Cysts are fluid filled sacs in the ovaries that can be benign (non-cancerous), borderline (risk to become malignant is present) or cancerous.
Risk factors for cyst formation include early menstruation, irregular menstrual cycles, PCOS, excessive upper body fat distribution, and hormonal treatments like ovulation induction or IVF.
The likely cause depends on the age of the woman, time of her menstrual cycle and ultrasound appearance of the cyst. Cysts sometimes are formed when the follicle that contains an egg fails to break and release the egg out of the ovary, resulting in accumulation of fluid and sometimes blood in the follicle. Endometriosis can also cause cysts, known as endometriomas of 'chocolate cysts'.
Ovarian cysts usually do not cause any symptoms, but you must be investigated if you observe swelling or bloating of the abdomen, experience significant pelvic pain, severe pain leading to nausea and vomiting pain or in the pelvis region not related to menstruation.
Cysts are confirmed on ultrasound. MRI is occasionally used for assessment of the severity of endometriosis.Very rarely, if malignancy is suspected CT scan will be requested.
Some cysts will disappear by themselves and some cysts that are large will require treatment.
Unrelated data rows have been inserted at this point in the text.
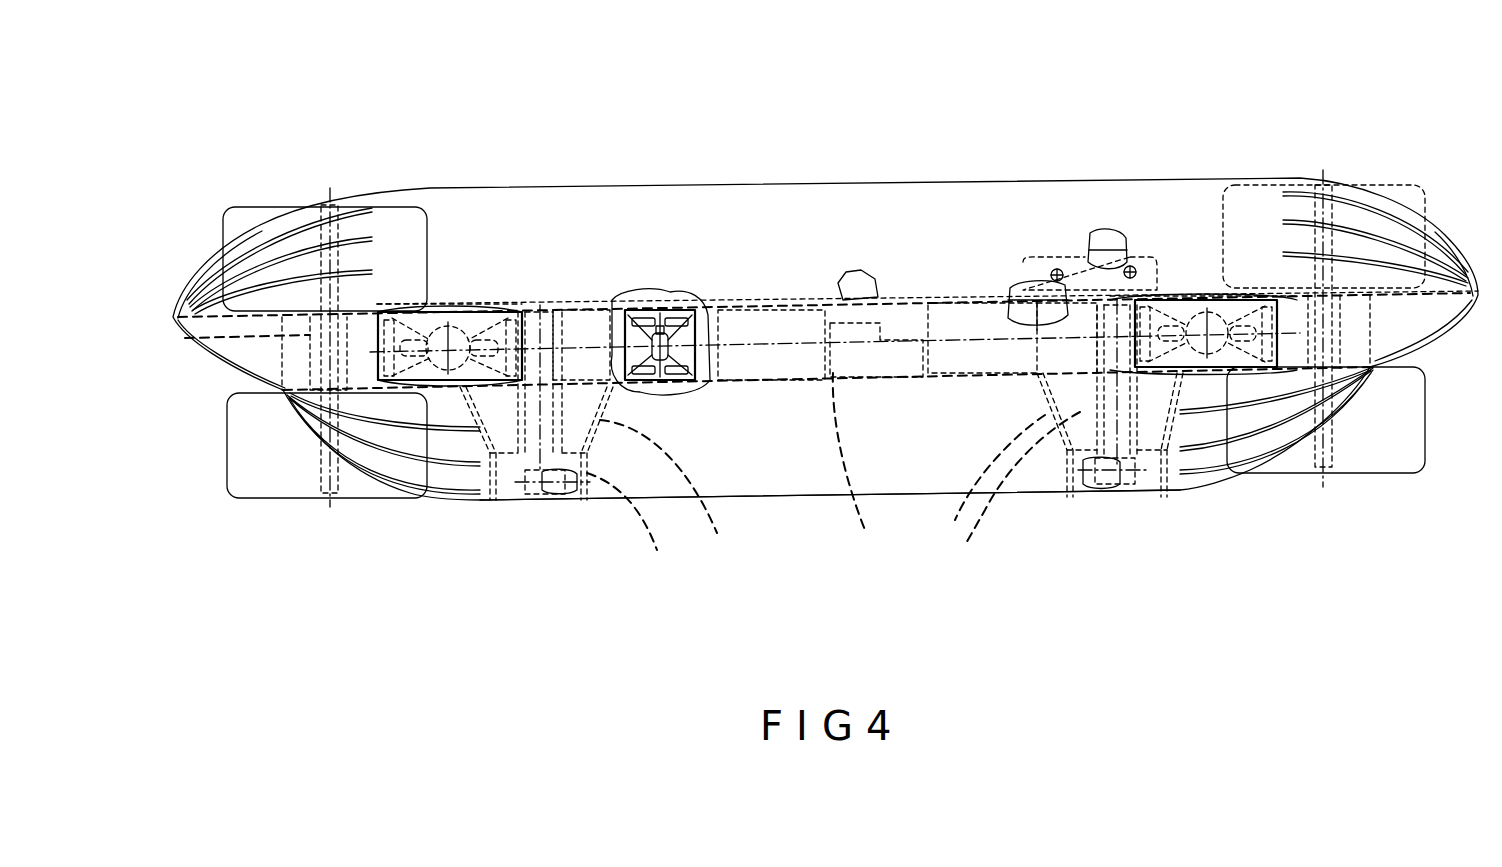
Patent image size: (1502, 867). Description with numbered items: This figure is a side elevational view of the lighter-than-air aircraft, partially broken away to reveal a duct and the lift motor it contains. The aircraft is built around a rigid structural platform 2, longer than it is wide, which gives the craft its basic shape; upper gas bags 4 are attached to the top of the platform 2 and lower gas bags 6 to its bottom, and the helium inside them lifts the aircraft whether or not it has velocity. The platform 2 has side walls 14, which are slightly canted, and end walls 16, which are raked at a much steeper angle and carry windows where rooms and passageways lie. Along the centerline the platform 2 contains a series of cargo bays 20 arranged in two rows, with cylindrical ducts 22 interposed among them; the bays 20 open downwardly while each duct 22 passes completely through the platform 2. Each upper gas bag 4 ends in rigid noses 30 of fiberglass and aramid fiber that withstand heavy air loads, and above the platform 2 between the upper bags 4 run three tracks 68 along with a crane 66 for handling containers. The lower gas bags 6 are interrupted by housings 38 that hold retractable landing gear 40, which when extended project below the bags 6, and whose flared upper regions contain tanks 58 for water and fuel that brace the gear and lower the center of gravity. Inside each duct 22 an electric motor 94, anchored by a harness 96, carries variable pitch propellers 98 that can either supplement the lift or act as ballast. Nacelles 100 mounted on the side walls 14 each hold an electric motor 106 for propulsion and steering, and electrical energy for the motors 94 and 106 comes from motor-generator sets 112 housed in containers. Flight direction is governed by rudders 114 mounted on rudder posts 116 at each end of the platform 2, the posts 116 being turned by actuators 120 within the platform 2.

The structural platform 2 is at (1015, 302).
The upper gas bag 4 is at (997, 185).
The lower gas bag 6 is at (781, 498).
The side wall 14 is at (993, 347).
The end wall 16 is at (200, 350).
The cargo bay 20 is at (965, 320).
The cylindrical duct 22 is at (700, 320).
The rigid nose 30 is at (197, 280).
The housing 38 is at (985, 548).
The landing gear 40 is at (556, 493).
The tank 58 is at (821, 478).
The crane 66 is at (1107, 232).
The track 68 is at (835, 272).
The electric motor 94 is at (690, 343).
The harness 96 is at (690, 357).
The variable pitch propeller 98 is at (643, 317).
The nacelle 100 is at (405, 310).
The electric motor 106 is at (490, 335).
The motor-generator set 112 is at (862, 468).
The rudder 114 is at (223, 208).
The rudder post 116 is at (290, 230).
The actuator 120 is at (200, 353).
Treatment options include non-surgical and surgical treatment. The non-surgical treatment includes:
Surgery is usually recommended to remove the cyst if its size exceeds 5 cm, if the cyst is causing pain and discomfort, or even to remove the whole ovary if they are highly suspicious to be malignant. Laparoscopic surgery (key-hole surgery) is usually performed, sometimes laparotomy (open abdominal cut) is necessary.